Il Battaglione “Mondovì”, già duramente provato dagli scontri delle ore precedenti,  viene lasciato di retrovia. Subisce durissimi attacchi. Le perdite sono ingenti, anche questo Battaglione praticamente cessa di esistere, immolandosi nel coprire le spalle alle altre unità .

Dopo 20 ore di marcia forzata, soggette alle scorrerie delle pattuglie sovietiche, alcune colonne raggiungono Postojalvyi, già abbandonata dalla “Tridentina” e dal C.A.A.. Alle 8 di sera sono a Alexandrowka dove c’è ancora un piccolo presidio germanico e dove gli alpini possono riposare qualche ora senza l’assillo degli attacchi russi.

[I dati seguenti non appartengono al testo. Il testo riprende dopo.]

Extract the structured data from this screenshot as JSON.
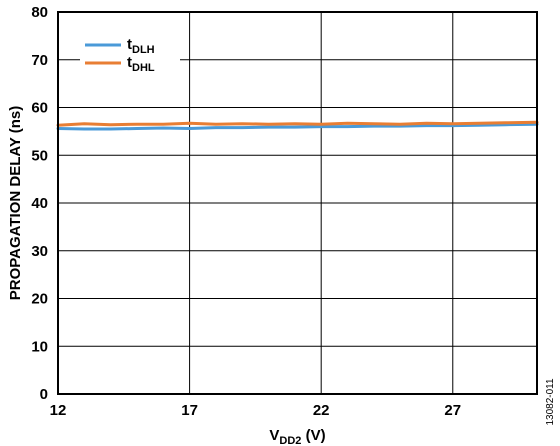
{
  "chart_data": {
    "type": "line",
    "xlabel": {
      "main": "V",
      "sub": "DD2",
      "suffix": " (V)"
    },
    "ylabel": "PROPAGATION DELAY (ns)",
    "xlim": [
      12,
      30.2
    ],
    "ylim": [
      0,
      80
    ],
    "xticks": [
      "12",
      "17",
      "22",
      "27"
    ],
    "yticks": [
      "0",
      "10",
      "20",
      "30",
      "40",
      "50",
      "60",
      "70",
      "80"
    ],
    "grid": true,
    "legend": {
      "position": "top-left"
    },
    "figure_id": "13082-011",
    "x": [
      12,
      13,
      14,
      15,
      16,
      17,
      18,
      19,
      20,
      21,
      22,
      23,
      24,
      25,
      26,
      27,
      28,
      29,
      30.2
    ],
    "series": [
      {
        "name_main": "t",
        "name_sub": "DLH",
        "color": "#4a9ad8",
        "values": [
          55.6,
          55.5,
          55.5,
          55.6,
          55.7,
          55.6,
          55.8,
          55.8,
          55.9,
          55.9,
          56.0,
          56.0,
          56.1,
          56.1,
          56.2,
          56.2,
          56.3,
          56.4,
          56.5
        ]
      },
      {
        "name_main": "t",
        "name_sub": "DHL",
        "color": "#e87e34",
        "values": [
          56.3,
          56.6,
          56.4,
          56.5,
          56.5,
          56.7,
          56.5,
          56.6,
          56.5,
          56.6,
          56.5,
          56.7,
          56.6,
          56.5,
          56.7,
          56.6,
          56.7,
          56.8,
          56.9
        ]
      }
    ]
  }
}
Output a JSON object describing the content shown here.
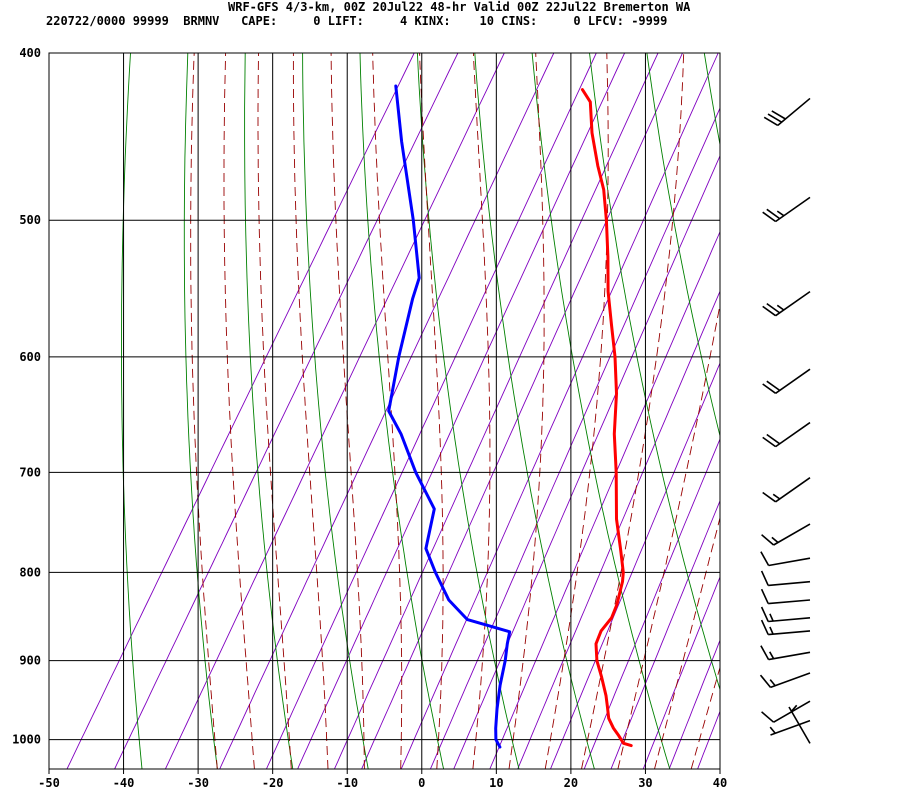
{
  "header": {
    "title": "WRF-GFS 4/3-km, 00Z 20Jul22 48-hr Valid 00Z 22Jul22 Bremerton WA",
    "subtitle": "220722/0000 99999  BRMNV   CAPE:     0 LIFT:     4 KINX:    10 CINS:     0 LFCV: -9999"
  },
  "colors": {
    "temperature": "#ff0000",
    "dewpoint": "#0000ff",
    "dry_adiabat": "#008000",
    "moist_adiabat": "#990000",
    "mixing_ratio": "#8000c0",
    "grid": "#000000",
    "wind_barb": "#000000"
  },
  "chart_data": {
    "type": "skew-t",
    "xlim": [
      -50,
      40
    ],
    "pressure_range": [
      1040,
      400
    ],
    "x_ticks": [
      -50,
      -40,
      -30,
      -20,
      -10,
      0,
      10,
      20,
      30,
      40
    ],
    "x_tick_labels": [
      "-50",
      "-40",
      "-30",
      "-20",
      "-10",
      "0",
      "10",
      "20",
      "30",
      "40"
    ],
    "p_ticks": [
      400,
      500,
      600,
      700,
      800,
      900,
      1000
    ],
    "p_tick_labels": [
      "400",
      "500",
      "600",
      "700",
      "800",
      "900",
      "1000"
    ],
    "grid": true,
    "temperature": [
      {
        "p": 1008,
        "t": 26.3
      },
      {
        "p": 1005,
        "t": 25.1
      },
      {
        "p": 995,
        "t": 23.9
      },
      {
        "p": 985,
        "t": 22.6
      },
      {
        "p": 972,
        "t": 21.2
      },
      {
        "p": 958,
        "t": 20.2
      },
      {
        "p": 943,
        "t": 19.1
      },
      {
        "p": 920,
        "t": 17.1
      },
      {
        "p": 900,
        "t": 15.2
      },
      {
        "p": 880,
        "t": 13.8
      },
      {
        "p": 865,
        "t": 13.5
      },
      {
        "p": 850,
        "t": 13.9
      },
      {
        "p": 835,
        "t": 13.6
      },
      {
        "p": 810,
        "t": 12.6
      },
      {
        "p": 800,
        "t": 12.0
      },
      {
        "p": 775,
        "t": 9.8
      },
      {
        "p": 745,
        "t": 7.0
      },
      {
        "p": 700,
        "t": 3.4
      },
      {
        "p": 665,
        "t": 0.2
      },
      {
        "p": 630,
        "t": -2.6
      },
      {
        "p": 600,
        "t": -5.6
      },
      {
        "p": 575,
        "t": -8.5
      },
      {
        "p": 550,
        "t": -11.5
      },
      {
        "p": 525,
        "t": -14.2
      },
      {
        "p": 500,
        "t": -17.2
      },
      {
        "p": 480,
        "t": -19.9
      },
      {
        "p": 465,
        "t": -22.5
      },
      {
        "p": 445,
        "t": -25.8
      },
      {
        "p": 427,
        "t": -28.4
      },
      {
        "p": 420,
        "t": -30.4
      }
    ],
    "dewpoint": [
      {
        "p": 1010,
        "t": 8.8
      },
      {
        "p": 1000,
        "t": 7.7
      },
      {
        "p": 985,
        "t": 6.8
      },
      {
        "p": 960,
        "t": 5.5
      },
      {
        "p": 930,
        "t": 4.1
      },
      {
        "p": 900,
        "t": 2.9
      },
      {
        "p": 880,
        "t": 1.9
      },
      {
        "p": 866,
        "t": 1.3
      },
      {
        "p": 852,
        "t": -5.3
      },
      {
        "p": 830,
        "t": -9.3
      },
      {
        "p": 800,
        "t": -13.2
      },
      {
        "p": 775,
        "t": -16.3
      },
      {
        "p": 735,
        "t": -18.2
      },
      {
        "p": 700,
        "t": -23.5
      },
      {
        "p": 665,
        "t": -28.4
      },
      {
        "p": 645,
        "t": -31.8
      },
      {
        "p": 600,
        "t": -34.6
      },
      {
        "p": 555,
        "t": -37.2
      },
      {
        "p": 540,
        "t": -37.9
      },
      {
        "p": 500,
        "t": -43.1
      },
      {
        "p": 475,
        "t": -46.8
      },
      {
        "p": 450,
        "t": -50.7
      },
      {
        "p": 418,
        "t": -55.7
      }
    ],
    "wind_barbs": [
      {
        "p": 1005,
        "dir": 330,
        "speed": 5
      },
      {
        "p": 975,
        "dir": 250,
        "speed": 5
      },
      {
        "p": 950,
        "dir": 240,
        "speed": 10
      },
      {
        "p": 915,
        "dir": 250,
        "speed": 15
      },
      {
        "p": 890,
        "dir": 260,
        "speed": 15
      },
      {
        "p": 865,
        "dir": 265,
        "speed": 15
      },
      {
        "p": 850,
        "dir": 265,
        "speed": 15
      },
      {
        "p": 830,
        "dir": 265,
        "speed": 10
      },
      {
        "p": 810,
        "dir": 265,
        "speed": 10
      },
      {
        "p": 785,
        "dir": 260,
        "speed": 10
      },
      {
        "p": 750,
        "dir": 240,
        "speed": 15
      },
      {
        "p": 705,
        "dir": 235,
        "speed": 15
      },
      {
        "p": 655,
        "dir": 235,
        "speed": 20
      },
      {
        "p": 610,
        "dir": 235,
        "speed": 20
      },
      {
        "p": 550,
        "dir": 235,
        "speed": 25
      },
      {
        "p": 485,
        "dir": 235,
        "speed": 25
      },
      {
        "p": 425,
        "dir": 230,
        "speed": 30
      }
    ]
  }
}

Alla fine di 30 ore di combattimenti tra il 19 e il 20 Gennaio si stima che oltre 13.000 alpini, la maggior parte della “Cuneense”, sono rimasti sulla neve di Nowo Postolajowka.

La “Cuneense”, come Divisione organica, di fatto non esiste più.

Parte dei sopravvissuti al massacro di quei giorni e di quelli a seguire (8) , incluso i comandi delle Divisioni “Julia”, “Cuneense” e della “Vicenza” finiranno la loro corsa all’indietro il 26 e il 28 Gennaio, davanti a Valujki, quando ormai privi di munizioni, sfiniti dalla fame, dal freddo, dal sonno e dalla tensione, in balia degli attacchi dei cosacchi,  non potranno che gettare le armi e arrendersi.

Non saranno molti quelli di queste tre grandi unità che riusciranno ad uscire dalla sacca. Per lo più sono drappelli di uomini di vari reparti, che non raggiungono gli effettivi di una compagnia, sfuggiti alle carneficine dei giorni seguenti Nowo  Postolajowka (9) che in qualche maniera riescono a ricongiungersi con la colonna della “Tridentina” e arrivare davanti a Nikolajewka il 26.

Secondo la relazione del Gen. Nasci del 10 Febbraio 1943 saranno circa 3.300 alpini della “Julia” , appena 1.600 quelli della “Cuneense”. 1.300 i fanti della “Vicenza”.(10)

Altri, sempre pochi, si aggiungeranno nelle settimane successive, tra chi è riuscito ad attraversare in piccoli gruppi le linee russe o chi , come alcune salmerie che al 15 Gennaio si trovavano nelle retrovie e vistesi tagliate fuori hanno percorso altre rotte completamente diverse eludendo i sovietici.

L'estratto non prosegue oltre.